“Christ, not the priest, not anyone else, is the centre”
A great article from an interview with Dom Alcuin Reid, from over at NLM. Some highlights:
“But why are bodily gestures or, generally, the way in which a priest celebrates the Mass important for the life of the Church? Isn’t Faith, aren’t good works more important?
Faith and good works are not disembodied. We are body and soul together in this life and we discipline and train our bodies for so many things, for sport, athletics, and so on.We must discipline and train our bodies also spiritually. As in certain circumstances we would behave with our bodies with respect and attention towards other people, so when we come for Christ in the liturgy, we too have certain bodily gestures.
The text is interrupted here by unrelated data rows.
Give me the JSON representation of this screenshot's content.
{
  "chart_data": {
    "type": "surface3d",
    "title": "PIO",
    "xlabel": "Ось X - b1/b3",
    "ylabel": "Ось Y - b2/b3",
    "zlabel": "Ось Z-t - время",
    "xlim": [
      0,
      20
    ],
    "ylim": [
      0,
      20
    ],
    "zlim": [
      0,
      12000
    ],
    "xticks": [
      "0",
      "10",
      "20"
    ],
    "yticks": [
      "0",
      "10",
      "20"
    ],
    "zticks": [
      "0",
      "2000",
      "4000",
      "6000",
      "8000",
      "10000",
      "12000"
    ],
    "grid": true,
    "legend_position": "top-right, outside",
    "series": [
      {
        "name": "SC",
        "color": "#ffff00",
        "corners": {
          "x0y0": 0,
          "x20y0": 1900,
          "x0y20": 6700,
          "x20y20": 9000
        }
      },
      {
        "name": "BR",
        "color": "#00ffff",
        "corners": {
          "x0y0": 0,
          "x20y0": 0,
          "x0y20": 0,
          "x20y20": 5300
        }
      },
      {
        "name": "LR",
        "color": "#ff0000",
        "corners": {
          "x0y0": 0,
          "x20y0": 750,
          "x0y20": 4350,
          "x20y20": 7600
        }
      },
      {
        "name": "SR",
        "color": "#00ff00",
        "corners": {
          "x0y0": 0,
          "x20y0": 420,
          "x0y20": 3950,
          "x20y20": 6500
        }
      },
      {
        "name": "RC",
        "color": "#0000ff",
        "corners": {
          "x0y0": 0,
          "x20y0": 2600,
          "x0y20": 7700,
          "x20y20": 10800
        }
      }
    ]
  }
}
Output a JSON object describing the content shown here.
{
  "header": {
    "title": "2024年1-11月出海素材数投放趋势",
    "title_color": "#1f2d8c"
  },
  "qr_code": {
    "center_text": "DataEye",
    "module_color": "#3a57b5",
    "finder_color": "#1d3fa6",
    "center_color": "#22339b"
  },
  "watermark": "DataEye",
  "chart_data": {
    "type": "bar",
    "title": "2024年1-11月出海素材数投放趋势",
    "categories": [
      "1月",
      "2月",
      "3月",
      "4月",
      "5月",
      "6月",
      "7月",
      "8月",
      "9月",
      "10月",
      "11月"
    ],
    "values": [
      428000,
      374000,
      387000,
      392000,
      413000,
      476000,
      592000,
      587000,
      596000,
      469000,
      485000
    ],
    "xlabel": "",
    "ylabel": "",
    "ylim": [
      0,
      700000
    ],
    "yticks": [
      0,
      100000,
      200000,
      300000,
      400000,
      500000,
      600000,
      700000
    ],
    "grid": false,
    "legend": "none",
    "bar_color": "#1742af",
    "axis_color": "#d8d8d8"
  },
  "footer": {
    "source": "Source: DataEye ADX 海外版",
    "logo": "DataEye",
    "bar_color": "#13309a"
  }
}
It is very unusual for us in our modern culture to kneel. But to kneel in the presence of Christ in the liturgy tells us that we are doing something not usual, it speaks to us. To genuflect, to bow profoundly, to sing the Church’s chant in a disciplined way, all these things remind us physically that we are doing something different to a normal way of behaving, relaxing. So, too, the Church’s liturgical vesture reminds us that this is not a priest, a human person that is doing his thing. He is doing Church’s thing, he is putting on Christ, which is symbolised by the vestments.
These things are not part of Divine Law themselves, they are human traditions coming out of love and worship for the Church. They are not absolute, but they are tried and tested means of expressing our Faith and worship.”
Also, this:
“The Mass is not entertainment, it’s worship, so what we need to do for young people is not provide an imitation of the culture we think they might like, but to introduce them to the person of Christ active in the liturgy. The Mass is boring if I look at it as some form of stimulation which must keep me entertained. The Mass is not boring if I enter into it as encounter with, communication with the person of Christ to whom I give all that I can and who gives me all that I need.”